The Rampart Dam or Rampart Canyon Dam was a project proposed in 1954 by the U.S. Army Corps of Engineers to dam the Yukon River in Alaska for hydroelectric power. The project was planned for Rampart Canyon (also known as Rampart Gorge) just 31 miles (50 km) southwest of the village of Rampart, Alaska and about 105 miles (169 km) west-northwest of Fairbanks, Alaska.

The resulting dam would have created a lake roughly the size of Lake Erie, making it the largest man-made reservoir in the world. The plan for the dam itself called for a concrete structure 530 feet (162 m) high with a top length of about 4,700 feet (1,430 m). The proposed power facilities would have consistently generated between 3.5 and 5 gigawatts of electricity, based on the flow of the river as it differs between winter and summer.
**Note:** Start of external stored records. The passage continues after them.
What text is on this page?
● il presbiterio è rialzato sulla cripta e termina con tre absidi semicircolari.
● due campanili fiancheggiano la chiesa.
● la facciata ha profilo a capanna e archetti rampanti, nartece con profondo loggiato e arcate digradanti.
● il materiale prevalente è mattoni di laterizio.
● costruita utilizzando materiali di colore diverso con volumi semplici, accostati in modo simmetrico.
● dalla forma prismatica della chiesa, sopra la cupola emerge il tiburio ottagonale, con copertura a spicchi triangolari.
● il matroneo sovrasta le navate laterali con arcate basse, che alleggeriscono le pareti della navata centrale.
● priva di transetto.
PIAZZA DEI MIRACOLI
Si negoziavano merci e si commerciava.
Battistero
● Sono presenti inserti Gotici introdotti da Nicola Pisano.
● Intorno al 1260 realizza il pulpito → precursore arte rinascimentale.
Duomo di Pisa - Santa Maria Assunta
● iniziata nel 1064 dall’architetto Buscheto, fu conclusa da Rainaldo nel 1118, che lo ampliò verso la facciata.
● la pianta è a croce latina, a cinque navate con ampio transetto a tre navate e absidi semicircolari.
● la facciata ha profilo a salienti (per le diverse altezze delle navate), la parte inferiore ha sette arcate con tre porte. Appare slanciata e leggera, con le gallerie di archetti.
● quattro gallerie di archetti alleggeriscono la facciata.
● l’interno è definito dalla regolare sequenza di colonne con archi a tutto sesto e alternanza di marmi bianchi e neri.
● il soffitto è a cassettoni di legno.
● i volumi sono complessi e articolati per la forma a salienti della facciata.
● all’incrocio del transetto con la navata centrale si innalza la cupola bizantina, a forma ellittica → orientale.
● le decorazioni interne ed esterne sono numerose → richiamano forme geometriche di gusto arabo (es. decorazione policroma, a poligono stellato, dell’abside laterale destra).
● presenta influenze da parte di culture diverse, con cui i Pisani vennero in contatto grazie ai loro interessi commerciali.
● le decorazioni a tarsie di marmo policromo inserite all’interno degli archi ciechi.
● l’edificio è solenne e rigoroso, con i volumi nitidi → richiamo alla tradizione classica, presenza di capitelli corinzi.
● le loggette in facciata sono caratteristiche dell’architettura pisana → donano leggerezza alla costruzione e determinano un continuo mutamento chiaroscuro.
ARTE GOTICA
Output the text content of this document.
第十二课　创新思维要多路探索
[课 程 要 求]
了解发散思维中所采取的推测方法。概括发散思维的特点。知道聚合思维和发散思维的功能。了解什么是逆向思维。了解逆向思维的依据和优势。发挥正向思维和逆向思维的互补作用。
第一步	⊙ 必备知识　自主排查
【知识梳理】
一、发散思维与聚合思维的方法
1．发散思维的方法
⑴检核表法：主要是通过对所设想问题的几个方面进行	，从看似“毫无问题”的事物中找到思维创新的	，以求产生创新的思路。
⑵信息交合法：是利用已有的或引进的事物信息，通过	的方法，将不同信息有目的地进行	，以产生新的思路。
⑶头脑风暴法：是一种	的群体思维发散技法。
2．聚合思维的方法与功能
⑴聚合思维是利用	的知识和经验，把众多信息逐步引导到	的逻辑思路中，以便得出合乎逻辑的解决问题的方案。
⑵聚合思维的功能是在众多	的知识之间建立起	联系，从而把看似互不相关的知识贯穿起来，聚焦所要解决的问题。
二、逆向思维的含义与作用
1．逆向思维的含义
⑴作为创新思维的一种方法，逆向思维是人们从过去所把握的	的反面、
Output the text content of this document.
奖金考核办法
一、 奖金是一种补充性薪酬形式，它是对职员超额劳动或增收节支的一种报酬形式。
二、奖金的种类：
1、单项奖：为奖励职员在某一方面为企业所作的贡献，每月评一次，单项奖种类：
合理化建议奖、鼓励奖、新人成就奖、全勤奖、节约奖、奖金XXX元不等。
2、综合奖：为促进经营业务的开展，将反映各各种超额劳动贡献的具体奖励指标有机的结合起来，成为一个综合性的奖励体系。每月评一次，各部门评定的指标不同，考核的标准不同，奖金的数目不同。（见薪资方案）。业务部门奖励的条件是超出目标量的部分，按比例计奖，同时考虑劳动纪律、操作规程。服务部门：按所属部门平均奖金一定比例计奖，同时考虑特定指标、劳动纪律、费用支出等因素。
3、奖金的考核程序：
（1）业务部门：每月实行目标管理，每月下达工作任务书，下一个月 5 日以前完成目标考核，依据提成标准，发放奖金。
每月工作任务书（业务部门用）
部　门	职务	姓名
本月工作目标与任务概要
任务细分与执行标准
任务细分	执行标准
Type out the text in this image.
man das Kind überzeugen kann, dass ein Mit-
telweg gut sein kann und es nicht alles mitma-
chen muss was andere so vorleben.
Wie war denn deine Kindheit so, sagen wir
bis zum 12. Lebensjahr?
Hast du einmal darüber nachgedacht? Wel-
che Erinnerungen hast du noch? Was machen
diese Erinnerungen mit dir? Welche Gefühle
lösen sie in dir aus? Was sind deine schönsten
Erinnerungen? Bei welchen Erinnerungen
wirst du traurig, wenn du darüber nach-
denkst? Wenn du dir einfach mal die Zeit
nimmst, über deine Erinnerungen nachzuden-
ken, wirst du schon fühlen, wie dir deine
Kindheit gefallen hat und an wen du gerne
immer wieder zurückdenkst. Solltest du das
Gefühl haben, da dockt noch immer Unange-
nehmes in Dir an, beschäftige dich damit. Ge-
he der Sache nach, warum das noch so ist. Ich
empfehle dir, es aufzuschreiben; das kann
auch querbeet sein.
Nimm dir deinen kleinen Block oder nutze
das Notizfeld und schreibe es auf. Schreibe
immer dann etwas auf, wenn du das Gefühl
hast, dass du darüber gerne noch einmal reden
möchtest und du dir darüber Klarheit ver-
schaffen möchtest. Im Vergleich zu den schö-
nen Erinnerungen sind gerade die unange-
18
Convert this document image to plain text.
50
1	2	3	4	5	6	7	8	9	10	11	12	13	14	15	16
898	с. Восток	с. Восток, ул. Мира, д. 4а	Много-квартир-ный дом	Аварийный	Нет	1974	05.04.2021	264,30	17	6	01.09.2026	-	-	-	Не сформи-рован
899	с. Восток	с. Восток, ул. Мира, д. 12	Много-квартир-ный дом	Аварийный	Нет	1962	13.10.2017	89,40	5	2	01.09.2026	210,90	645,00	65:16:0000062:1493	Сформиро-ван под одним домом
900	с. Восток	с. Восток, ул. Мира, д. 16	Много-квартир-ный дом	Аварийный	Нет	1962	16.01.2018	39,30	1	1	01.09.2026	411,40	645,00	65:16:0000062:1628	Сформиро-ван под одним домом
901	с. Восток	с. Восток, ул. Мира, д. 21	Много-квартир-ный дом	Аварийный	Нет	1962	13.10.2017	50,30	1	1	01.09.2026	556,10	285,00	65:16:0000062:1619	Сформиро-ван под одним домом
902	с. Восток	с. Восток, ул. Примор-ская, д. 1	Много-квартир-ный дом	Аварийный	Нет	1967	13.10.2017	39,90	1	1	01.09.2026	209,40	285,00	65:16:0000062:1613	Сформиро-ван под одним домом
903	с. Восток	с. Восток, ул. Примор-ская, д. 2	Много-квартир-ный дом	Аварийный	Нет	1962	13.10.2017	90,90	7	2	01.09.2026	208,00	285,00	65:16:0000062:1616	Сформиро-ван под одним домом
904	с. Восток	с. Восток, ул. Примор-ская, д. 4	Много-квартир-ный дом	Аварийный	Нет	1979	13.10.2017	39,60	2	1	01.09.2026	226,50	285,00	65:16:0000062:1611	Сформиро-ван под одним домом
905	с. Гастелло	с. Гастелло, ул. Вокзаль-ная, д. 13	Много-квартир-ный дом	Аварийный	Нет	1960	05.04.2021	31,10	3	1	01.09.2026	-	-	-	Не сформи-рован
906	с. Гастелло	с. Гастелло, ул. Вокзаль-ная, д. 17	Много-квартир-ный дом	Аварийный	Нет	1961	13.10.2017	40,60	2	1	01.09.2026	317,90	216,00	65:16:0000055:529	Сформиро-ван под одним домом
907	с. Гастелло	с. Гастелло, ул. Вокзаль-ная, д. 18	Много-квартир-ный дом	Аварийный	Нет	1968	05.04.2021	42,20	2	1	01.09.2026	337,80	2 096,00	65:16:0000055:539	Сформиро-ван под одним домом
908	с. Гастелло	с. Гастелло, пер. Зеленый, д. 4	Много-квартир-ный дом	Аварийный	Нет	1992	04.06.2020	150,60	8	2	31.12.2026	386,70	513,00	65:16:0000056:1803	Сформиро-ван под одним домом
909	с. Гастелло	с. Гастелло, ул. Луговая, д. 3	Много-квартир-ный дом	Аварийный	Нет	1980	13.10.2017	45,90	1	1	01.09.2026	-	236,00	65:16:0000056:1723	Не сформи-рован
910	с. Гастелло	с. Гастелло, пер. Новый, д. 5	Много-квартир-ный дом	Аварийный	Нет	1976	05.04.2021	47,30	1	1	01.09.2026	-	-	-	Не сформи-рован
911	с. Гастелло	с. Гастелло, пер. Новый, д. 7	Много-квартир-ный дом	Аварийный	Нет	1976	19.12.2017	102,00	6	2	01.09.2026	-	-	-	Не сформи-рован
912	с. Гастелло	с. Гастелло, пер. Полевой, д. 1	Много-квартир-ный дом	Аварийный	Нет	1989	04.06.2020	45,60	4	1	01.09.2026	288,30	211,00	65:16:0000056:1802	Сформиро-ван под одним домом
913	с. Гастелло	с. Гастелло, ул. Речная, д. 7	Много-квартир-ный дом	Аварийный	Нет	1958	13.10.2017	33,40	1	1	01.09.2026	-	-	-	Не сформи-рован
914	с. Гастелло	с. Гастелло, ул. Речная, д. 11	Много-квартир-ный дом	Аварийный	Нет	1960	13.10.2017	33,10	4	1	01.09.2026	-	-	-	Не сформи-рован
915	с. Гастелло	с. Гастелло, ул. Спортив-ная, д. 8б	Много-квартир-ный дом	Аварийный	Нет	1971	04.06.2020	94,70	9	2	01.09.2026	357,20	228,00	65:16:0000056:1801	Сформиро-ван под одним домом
Though supported by many politicians and businesses in Alaska, the project was canceled after objections were raised. Native Alaskans in the area protested the threatened loss of nine villages that would be flooded by the dam. Conservation groups abhorred the threatened flooding of the Yukon Flats, a large area of wetlands that provides a critical breeding ground for millions of waterfowl. Fiscal conservatives opposed the dam on the grounds of its large cost and limited benefit to Americans outside Alaska.

Because of these objections, United States Secretary of the Interior Stewart Udall formally opposed construction of the dam in 1967, and the project was shelved. The U.S. Army Corps of Engineers nevertheless completed its engineering study of the project in 1971, and the final report was released to the public in 1979. In 1980, U.S. President Jimmy Carter created the Yukon Flats National Wildlife Sanctuary, which formally protected the area from development and disallowed any similar project.